I MUST confess.... it is my staple. Yes, I eat a small piece of chocolate almost daily, and I make no apology for it. I just make sure that chocolate I choose is high in cocoa content (70% or higher, usually 85%), and as low in sugar as possible.
Now you might be wondering how to tell which chocolate has the lower sugar content... Well, that is what we are going to talk about today!
The image above is a compilation of 4 different chocolate images at my local grocery store. Same brand, 4 different types of chocolate: milk chocolate (37% cocoa), mint chocolate (60% cocoa), 70% dark chocolate, and 85% dark chocolate.
Now, if we look at the nutrition facts panel, the FIRST thing we need to look for is the 'serving size' because we need to know on how big of a portion all the nutrient information is base: in this case, "per 12 squares" or "40 g". Now, 40g might not mean much to you, but the bars are 100g bars. So we can think of the amount as 40% of the chocolate bar [40g divided by 100g, then multiply by 100 to make it a percentage]. Unfortunately, we need to check serving sizes of all the foods we are comparing because serving sizes are not standardized. In this case with it being the same brand, the serving size is the same. Yay! We wont have to do more crazy conversions!
Ok... so sugar content in the chocolate:
For the milk chocolate (blue chocolate wrapping), in a 40g portion, you would get 18g of sugar. What does that mean? Good question. There are 4tsp/g of sugar. So if we divide 18g by 4tsp/g, we get 4.5tsp sugar per 40g portion.

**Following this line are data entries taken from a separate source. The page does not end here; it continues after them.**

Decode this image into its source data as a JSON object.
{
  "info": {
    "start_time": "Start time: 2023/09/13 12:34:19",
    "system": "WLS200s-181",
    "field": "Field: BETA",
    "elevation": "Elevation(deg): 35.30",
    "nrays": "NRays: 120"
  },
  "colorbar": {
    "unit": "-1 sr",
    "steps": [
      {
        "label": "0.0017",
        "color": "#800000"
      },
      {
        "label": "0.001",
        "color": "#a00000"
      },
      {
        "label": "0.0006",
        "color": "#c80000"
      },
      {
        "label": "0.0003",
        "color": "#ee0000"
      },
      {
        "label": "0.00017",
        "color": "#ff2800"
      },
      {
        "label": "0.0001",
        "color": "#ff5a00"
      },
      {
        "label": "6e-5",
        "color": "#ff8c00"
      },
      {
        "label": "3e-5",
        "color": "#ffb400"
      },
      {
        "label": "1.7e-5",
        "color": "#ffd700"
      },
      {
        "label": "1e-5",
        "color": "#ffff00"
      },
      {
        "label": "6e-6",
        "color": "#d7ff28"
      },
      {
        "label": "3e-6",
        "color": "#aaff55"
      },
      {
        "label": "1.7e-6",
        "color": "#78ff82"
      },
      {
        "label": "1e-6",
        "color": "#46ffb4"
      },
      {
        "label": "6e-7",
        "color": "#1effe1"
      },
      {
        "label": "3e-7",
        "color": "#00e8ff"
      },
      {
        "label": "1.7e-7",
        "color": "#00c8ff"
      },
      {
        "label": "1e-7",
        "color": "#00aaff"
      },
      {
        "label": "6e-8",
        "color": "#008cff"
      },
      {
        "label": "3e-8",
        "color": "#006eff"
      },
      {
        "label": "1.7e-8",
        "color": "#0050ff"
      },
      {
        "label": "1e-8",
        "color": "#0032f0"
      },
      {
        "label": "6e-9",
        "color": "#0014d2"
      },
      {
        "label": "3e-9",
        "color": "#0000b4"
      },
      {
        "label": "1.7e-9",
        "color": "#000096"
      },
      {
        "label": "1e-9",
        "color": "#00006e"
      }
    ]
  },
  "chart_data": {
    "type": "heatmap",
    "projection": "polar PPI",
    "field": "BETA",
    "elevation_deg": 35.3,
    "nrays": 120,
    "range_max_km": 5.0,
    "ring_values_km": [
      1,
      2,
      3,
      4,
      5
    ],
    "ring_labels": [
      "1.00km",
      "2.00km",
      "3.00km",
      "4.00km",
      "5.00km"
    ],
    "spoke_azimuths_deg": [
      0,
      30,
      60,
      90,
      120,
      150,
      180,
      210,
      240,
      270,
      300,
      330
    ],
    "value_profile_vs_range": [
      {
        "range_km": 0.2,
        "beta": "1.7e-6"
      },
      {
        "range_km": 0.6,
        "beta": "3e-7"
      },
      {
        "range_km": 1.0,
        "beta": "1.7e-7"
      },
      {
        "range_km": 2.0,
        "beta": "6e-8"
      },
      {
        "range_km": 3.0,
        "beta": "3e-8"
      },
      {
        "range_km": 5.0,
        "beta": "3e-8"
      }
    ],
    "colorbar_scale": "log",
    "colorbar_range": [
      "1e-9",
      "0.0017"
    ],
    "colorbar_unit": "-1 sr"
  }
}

For the mint chocolate (green chocolate wrapping), in a 40g portion, you would get 15g of sugar. So if we divide 15g by 4tsp/g, we get 3.75tsp sugar per 40g portion.
For the 70% dark chocolate (dark brown chocolate wrapping), in a 40g portion, you would get 11g of sugar. So if we divide 11 by 4tsp/g, we get 2.75tsp sugar per 40g portion.
For the 85% dark chocolate (black chocolate wrapping), in a 40g portion, you would get 6g of sugar. So if we divide 6g by 4tsp/g, we get 1.5tsp sugar per 40g portion.
See how I did that? You can use this formula to calculate the amount of tsp of sugar in any food!
Now, if you are wondering whether the sugar is naturally occurring or if it is added sugar, then you need to check the ingredient list. It will be listed in order of WEIGHT. So the heaviest will be first (e.g. water), and the least heavy will be last (e.g. spices).